17-го августа Ростов и Ильин, сопутствуемые только что вернувшимся из плена Лаврушкой и вестовым гусаром, из своей стоянки Янково, в 15-ти верстах от Богучарова, поехали кататься верхами — попробовать новую купленную Ильиным лошадь и разузнать, нет ли в деревнях сена.

Богучарово находилось последние три дня между двумя неприятельскими армиями, так что так же легко мог зайти туда русский ариергард, как и французский авангард, и потому Ростов, как заботливый эскадронный командир, желал прежде французов воспользоваться тем провиантом, который оставался в Богучарове.

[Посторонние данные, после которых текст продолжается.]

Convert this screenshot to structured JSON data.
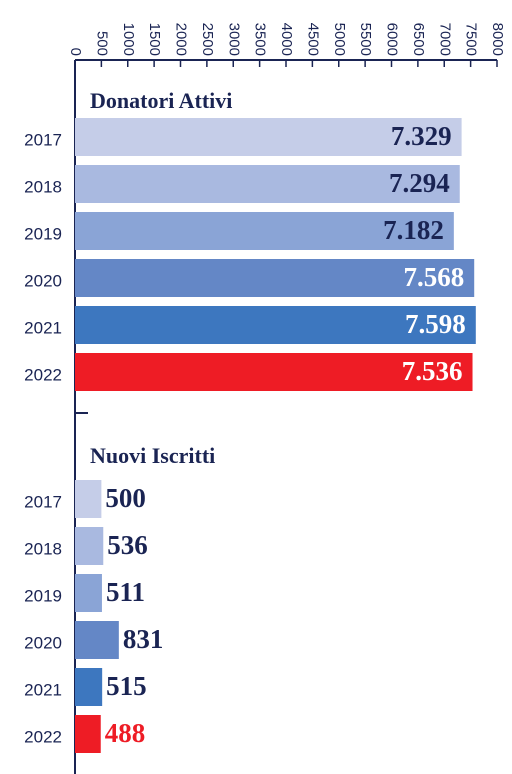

Ростов и Ильин были в самом веселом расположении духа. Дорогой в Богучарово, в княжеское именье с усадьбой, где они надеялись найти большую дворню и хорошеньких девушек, они то расспрашивали Лаврушку о Наполеоне и смеялись его рассказам, то перегонялись, пробуя лошадь Ильина.

Ростов и не знал и не думал, что эта деревня, в которую он ехал, была именье того самого Болконского, который был женихом его сестры.

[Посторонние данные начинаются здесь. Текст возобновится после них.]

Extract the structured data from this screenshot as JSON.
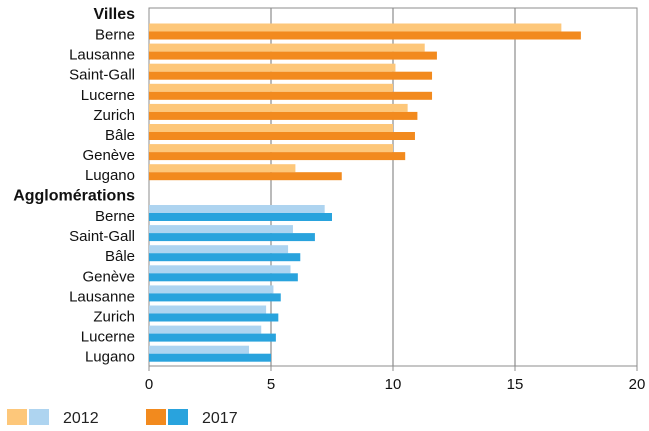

Ростов с Ильиным в последний раз выпустили на перегонку лошадей в изволок перед Богучаровым, и Ростов, перегнавший Ильина, первый вскакал в улицу деревни Богучарова.

— Ты вперед взял, — говорил раскрасневшийся Ильин.

— Да, всё вперед, и на лугу вперед, и тут, — отвечал Ростов, поглаживая рукой своего взмылившегося донца.

— А я на французской, ваше сиятельство, — сзади говорил Лаврушка, называя французскою свою упряжную клячу, — перегнал бы, да только срамить не хотел.

Они шагом подъехали к амбару, у которого стояла большая толпа мужиков.

Некоторые мужики сняли шапки, некоторые, не снимая шапок, смотрели на подъехавших. Два старые, длинные мужика, с сморщенными лицами и редкими бородами, вышли из кабака и с улыбками, качаясь и распевая какую-то нескладную песню, подошли к офицерам.

— Молодцы! — сказал, смеясь, Ростов. — Что сено есть?

— И одинакие какие..., — сказал Ильин.

— Развесс...о...оо...олая бе...се...бе...е...се..., — распевал мужик с счастливою улыбкой.

Один мужик вышел из толпы и подошел к Ростову.